Synthèse comparative : directive européenne et droit français

Comparatif des obligations de transparence salariale
Thématique Droit français actuel (avant transposition) Directive UE 2023/970 (après transposition)
Indication du salaire à l’embauche Facultatif Obligatoire
Demande de l’historique salarial Autorisée Interdite
Publication des écarts de rémunération Index égalité professionnelle (50 salariés et +) Publication annuelle ou triennale selon effectif
Critères d’évolution salariale Peu formalisés Objectifs, transparents, accessibles
Droit à l’information des salariés Limité Étendu, réponse sous 2 mois
Sanctions Amende administrative limitée Sanctions renforcées, graduées
Charge de la preuve en cas de contentieux Partagée Inversée (à l’employeur de prouver l’absence de discrimination)

La directive européenne sur la transparence salariale marque une étape décisive dans la lutte contre les inégalités de rémunération et la promotion de l’égalité entre les femmes et les hommes. En imposant de nouvelles obligations de transparence, de reporting et de justification des politiques salariales, elle oblige les entreprises à repenser en profondeur leur gestion des ressources humaines et leur dialogue social. Si la mise en œuvre de ces nouvelles règles représente un défi organisationnel et culturel, elle constitue aussi une opportunité de renforcer l’équité, l’attractivité et la confiance au sein des organisations.

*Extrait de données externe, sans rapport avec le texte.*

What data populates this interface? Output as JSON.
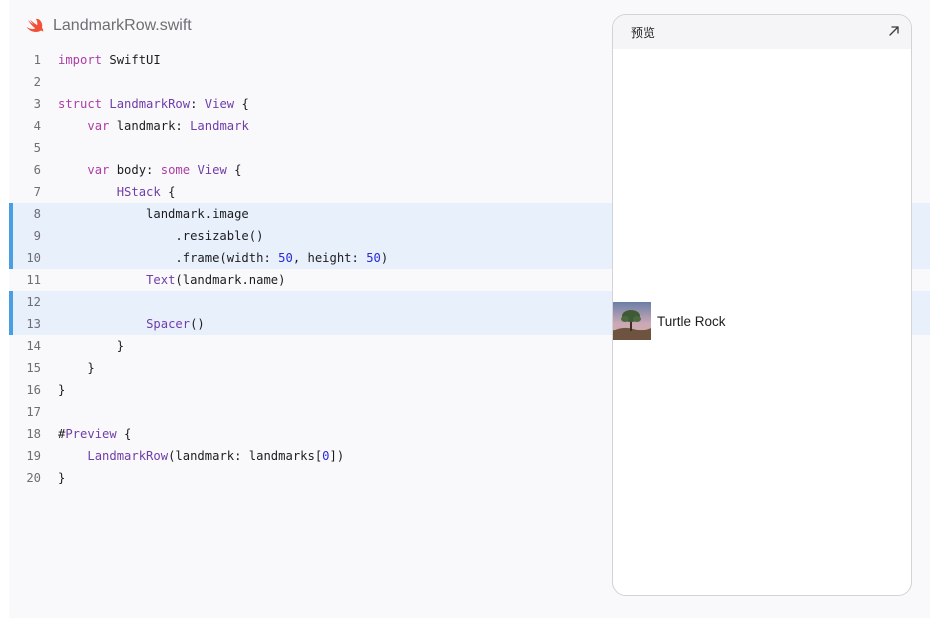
{
  "file": {
    "name": "LandmarkRow.swift",
    "icon": "swift-icon"
  },
  "code": {
    "highlighted_lines": [
      8,
      9,
      10,
      12,
      13
    ],
    "lines": [
      {
        "n": "1",
        "tokens": [
          [
            "kw",
            "import"
          ],
          [
            "plain",
            " SwiftUI"
          ]
        ]
      },
      {
        "n": "2",
        "tokens": []
      },
      {
        "n": "3",
        "tokens": [
          [
            "kw",
            "struct"
          ],
          [
            "plain",
            " "
          ],
          [
            "ty",
            "LandmarkRow"
          ],
          [
            "plain",
            ": "
          ],
          [
            "ty",
            "View"
          ],
          [
            "plain",
            " {"
          ]
        ]
      },
      {
        "n": "4",
        "tokens": [
          [
            "plain",
            "    "
          ],
          [
            "kw",
            "var"
          ],
          [
            "plain",
            " landmark: "
          ],
          [
            "ty",
            "Landmark"
          ]
        ]
      },
      {
        "n": "5",
        "tokens": []
      },
      {
        "n": "6",
        "tokens": [
          [
            "plain",
            "    "
          ],
          [
            "kw",
            "var"
          ],
          [
            "plain",
            " body: "
          ],
          [
            "kw",
            "some"
          ],
          [
            "plain",
            " "
          ],
          [
            "ty",
            "View"
          ],
          [
            "plain",
            " {"
          ]
        ]
      },
      {
        "n": "7",
        "tokens": [
          [
            "plain",
            "        "
          ],
          [
            "ty",
            "HStack"
          ],
          [
            "plain",
            " {"
          ]
        ]
      },
      {
        "n": "8",
        "tokens": [
          [
            "plain",
            "            landmark.image"
          ]
        ]
      },
      {
        "n": "9",
        "tokens": [
          [
            "plain",
            "                .resizable()"
          ]
        ]
      },
      {
        "n": "10",
        "tokens": [
          [
            "plain",
            "                .frame(width: "
          ],
          [
            "num",
            "50"
          ],
          [
            "plain",
            ", height: "
          ],
          [
            "num",
            "50"
          ],
          [
            "plain",
            ")"
          ]
        ]
      },
      {
        "n": "11",
        "tokens": [
          [
            "plain",
            "            "
          ],
          [
            "ty",
            "Text"
          ],
          [
            "plain",
            "(landmark.name)"
          ]
        ]
      },
      {
        "n": "12",
        "tokens": []
      },
      {
        "n": "13",
        "tokens": [
          [
            "plain",
            "            "
          ],
          [
            "ty",
            "Spacer"
          ],
          [
            "plain",
            "()"
          ]
        ]
      },
      {
        "n": "14",
        "tokens": [
          [
            "plain",
            "        }"
          ]
        ]
      },
      {
        "n": "15",
        "tokens": [
          [
            "plain",
            "    }"
          ]
        ]
      },
      {
        "n": "16",
        "tokens": [
          [
            "plain",
            "}"
          ]
        ]
      },
      {
        "n": "17",
        "tokens": []
      },
      {
        "n": "18",
        "tokens": [
          [
            "plain",
            "#"
          ],
          [
            "ty",
            "Preview"
          ],
          [
            "plain",
            " {"
          ]
        ]
      },
      {
        "n": "19",
        "tokens": [
          [
            "plain",
            "    "
          ],
          [
            "ty",
            "LandmarkRow"
          ],
          [
            "plain",
            "(landmark: landmarks["
          ],
          [
            "num",
            "0"
          ],
          [
            "plain",
            "])"
          ]
        ]
      },
      {
        "n": "20",
        "tokens": [
          [
            "plain",
            "}"
          ]
        ]
      }
    ]
  },
  "preview": {
    "title": "预览",
    "expand_icon": "expand-arrow-icon",
    "row_label": "Turtle Rock",
    "thumbnail": "landmark-thumbnail"
  },
  "colors": {
    "keyword": "#ad3da4",
    "type": "#703daa",
    "number": "#272ad8",
    "highlight_bg": "#e8f0fc",
    "highlight_bar": "#4a9fe3",
    "swift_orange": "#f05138"
  }
}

La France, comme les autres États membres, doit désormais relever le défi de la transposition, en veillant à articuler les nouvelles exigences européennes avec les dispositifs existants, tels que l’index égalité professionnelle. Les entreprises sont invitées à anticiper ces évolutions, à se doter d’outils adaptés et à engager un dialogue constructif avec leurs salariés et leurs représentants. La transparence salariale, loin d’être une contrainte, peut devenir un levier stratégique de performance et de cohésion sociale.